We had a story in Sunday’s Gazette-Mail about what is expected to be the biggest environmental issue debated during this year’s session of the West Virginia Legislature: Potential reform of oil and gas drilling permitting and enforcement regulations.
But the West Virginia Environmental Council reminds us today that there’s another lingering issue that citizen groups are concerned about:
Every three years each state is required by the federal Clean Water Act to update its water quality standards. It’s called the Triennial Review process, and it’s an integral part of the Clean Water Act’s attempt to ensure that state water quality standards are protective of human health and the environment. Water quality standards are basically the amounts of various pollutants that are allowed to be dumped into our rivers and streams. These standards determine just how clean – or how dirty – our water will be.

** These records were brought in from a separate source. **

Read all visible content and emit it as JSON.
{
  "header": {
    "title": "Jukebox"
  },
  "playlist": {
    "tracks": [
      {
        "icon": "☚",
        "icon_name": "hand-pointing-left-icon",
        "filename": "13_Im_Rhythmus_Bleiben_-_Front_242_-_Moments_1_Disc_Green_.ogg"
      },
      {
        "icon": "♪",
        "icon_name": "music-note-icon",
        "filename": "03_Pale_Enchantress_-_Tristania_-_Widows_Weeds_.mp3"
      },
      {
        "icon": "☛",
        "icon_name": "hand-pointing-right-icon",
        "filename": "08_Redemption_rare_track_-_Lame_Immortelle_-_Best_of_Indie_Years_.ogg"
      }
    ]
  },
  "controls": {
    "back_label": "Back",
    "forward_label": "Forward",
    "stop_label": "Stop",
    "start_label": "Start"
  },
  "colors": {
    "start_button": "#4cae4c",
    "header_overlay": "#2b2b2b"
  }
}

DEP is proposing a statewide water quality standard for “Total Dissolved Solids” (TDS) of 500mg/l measured in-stream. This is stronger than Pennsylvania’s standard of 500mg/l which is measured only at public water supply in-takes. However, it is twice as high as the 250mg/l that EPA recommends as the Human Health Standard for total dissolved solids. While WVEC believes the state should adopt the stronger EPA standard, it absolutely should not adopt a weaker standard than is proposed in this rule.
The rules proposal is on the agenda for a meeting this evening of the Joint Legislative Rulemaking-Review Committee.